The following factors ensure the sustainability of the program:

  • Self-reliance. This model is relatively a small-scale operation. The conveyer belt waste management team is running by itself, under the close supervision of the mayor. By selling the by-products of the operations, such as compost, EM, recyclable materials, and locally grown organic vegetable, the team is earning enough money to pay for operational costs and workers’ incentives. Being the municipal learning center, they also earn from entrance fees collected from visiting groups across Thailand.
  • Education for the new generation. The recyclable waste program has been expanded to some local schools. Solid waste management is not only taught; students are encouraged to practice it in their daily lives. This way they see firsthand the positive results of decreased waste and the benefits of increased income. Volunteer trainers from the municipality go around schools to educate and encourage students to practice solid waste management.
  • Public relations. The mayor has actively engaged the media to promote the best practice model. He talks about the practices in the local FM radio. He also makes sure it’s highlighted on the municipal Web site. He even approaches residents for face-to-face talks, to make sure people learn what has been done. Because of the mayor’s efforts, people understand and appreciate the model better.

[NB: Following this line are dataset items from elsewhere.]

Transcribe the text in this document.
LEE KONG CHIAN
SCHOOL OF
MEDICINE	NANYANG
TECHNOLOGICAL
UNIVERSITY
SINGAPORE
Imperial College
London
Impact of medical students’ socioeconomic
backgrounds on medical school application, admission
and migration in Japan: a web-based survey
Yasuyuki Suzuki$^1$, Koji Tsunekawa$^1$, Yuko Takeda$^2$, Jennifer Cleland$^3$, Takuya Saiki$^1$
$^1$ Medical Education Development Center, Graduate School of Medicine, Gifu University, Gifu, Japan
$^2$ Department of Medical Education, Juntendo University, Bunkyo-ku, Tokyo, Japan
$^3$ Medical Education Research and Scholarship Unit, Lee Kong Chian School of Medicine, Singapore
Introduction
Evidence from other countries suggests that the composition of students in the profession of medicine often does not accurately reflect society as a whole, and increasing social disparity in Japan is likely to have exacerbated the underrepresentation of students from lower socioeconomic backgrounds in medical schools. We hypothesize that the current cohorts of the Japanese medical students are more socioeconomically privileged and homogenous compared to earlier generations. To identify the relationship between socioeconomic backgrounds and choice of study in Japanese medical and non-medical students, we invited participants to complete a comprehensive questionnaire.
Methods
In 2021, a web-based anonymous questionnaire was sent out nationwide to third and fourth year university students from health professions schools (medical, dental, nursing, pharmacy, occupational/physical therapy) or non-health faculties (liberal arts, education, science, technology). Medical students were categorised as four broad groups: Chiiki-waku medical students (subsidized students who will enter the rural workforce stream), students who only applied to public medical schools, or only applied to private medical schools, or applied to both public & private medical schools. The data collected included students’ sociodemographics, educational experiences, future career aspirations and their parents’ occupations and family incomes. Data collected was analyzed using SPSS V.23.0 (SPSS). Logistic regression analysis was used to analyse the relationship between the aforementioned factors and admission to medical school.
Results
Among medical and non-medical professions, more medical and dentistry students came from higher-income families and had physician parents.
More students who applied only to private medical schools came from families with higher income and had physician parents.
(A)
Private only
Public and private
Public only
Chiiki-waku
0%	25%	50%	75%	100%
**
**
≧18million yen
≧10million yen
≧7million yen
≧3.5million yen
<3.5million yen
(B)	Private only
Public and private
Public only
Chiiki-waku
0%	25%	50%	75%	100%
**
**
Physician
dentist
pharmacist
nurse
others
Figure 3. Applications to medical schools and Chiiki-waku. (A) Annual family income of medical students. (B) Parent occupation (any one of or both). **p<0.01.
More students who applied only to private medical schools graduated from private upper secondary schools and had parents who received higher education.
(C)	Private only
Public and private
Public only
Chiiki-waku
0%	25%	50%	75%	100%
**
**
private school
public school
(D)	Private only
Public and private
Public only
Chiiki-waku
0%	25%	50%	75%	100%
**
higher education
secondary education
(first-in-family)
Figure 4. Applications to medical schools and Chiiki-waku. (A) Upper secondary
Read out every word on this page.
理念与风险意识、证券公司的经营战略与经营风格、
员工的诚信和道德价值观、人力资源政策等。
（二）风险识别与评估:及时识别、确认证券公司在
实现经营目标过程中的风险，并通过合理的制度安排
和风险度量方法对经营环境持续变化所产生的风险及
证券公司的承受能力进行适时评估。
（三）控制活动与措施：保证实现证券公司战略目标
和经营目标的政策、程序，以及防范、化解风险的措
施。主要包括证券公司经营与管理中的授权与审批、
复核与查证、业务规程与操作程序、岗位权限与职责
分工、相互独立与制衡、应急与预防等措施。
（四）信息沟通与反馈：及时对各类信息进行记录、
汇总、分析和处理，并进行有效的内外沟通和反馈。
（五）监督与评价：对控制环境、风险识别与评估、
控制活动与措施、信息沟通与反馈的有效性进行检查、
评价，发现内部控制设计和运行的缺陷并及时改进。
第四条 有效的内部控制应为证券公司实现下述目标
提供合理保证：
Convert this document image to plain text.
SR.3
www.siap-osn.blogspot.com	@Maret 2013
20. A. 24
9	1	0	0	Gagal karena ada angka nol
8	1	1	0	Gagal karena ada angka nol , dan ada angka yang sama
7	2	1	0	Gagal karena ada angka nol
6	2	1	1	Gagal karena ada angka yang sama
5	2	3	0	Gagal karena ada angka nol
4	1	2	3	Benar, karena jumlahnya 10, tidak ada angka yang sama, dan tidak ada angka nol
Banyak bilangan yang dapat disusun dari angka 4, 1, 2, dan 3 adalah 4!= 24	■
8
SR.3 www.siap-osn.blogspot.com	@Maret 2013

Other local government units will be encouraged to adopt this best practice model because they offer the following:

  • Incentive. Waste reduction means cost reduction and income generation. The best practice model only needs a small team of 42 workers to operate. They save the municipality a lot of money. At the same time, they earn enough money to pay for their salaries and incentives. It’s truly a win-win situation for the municipality of Muangklang.
  • Motivation. It is better to see than to only hear. By visiting, people can see improved situation, solved problems, and better way of living. Any town residents would gladly adopt the proven measures once they experience Muangklang’s story themselves.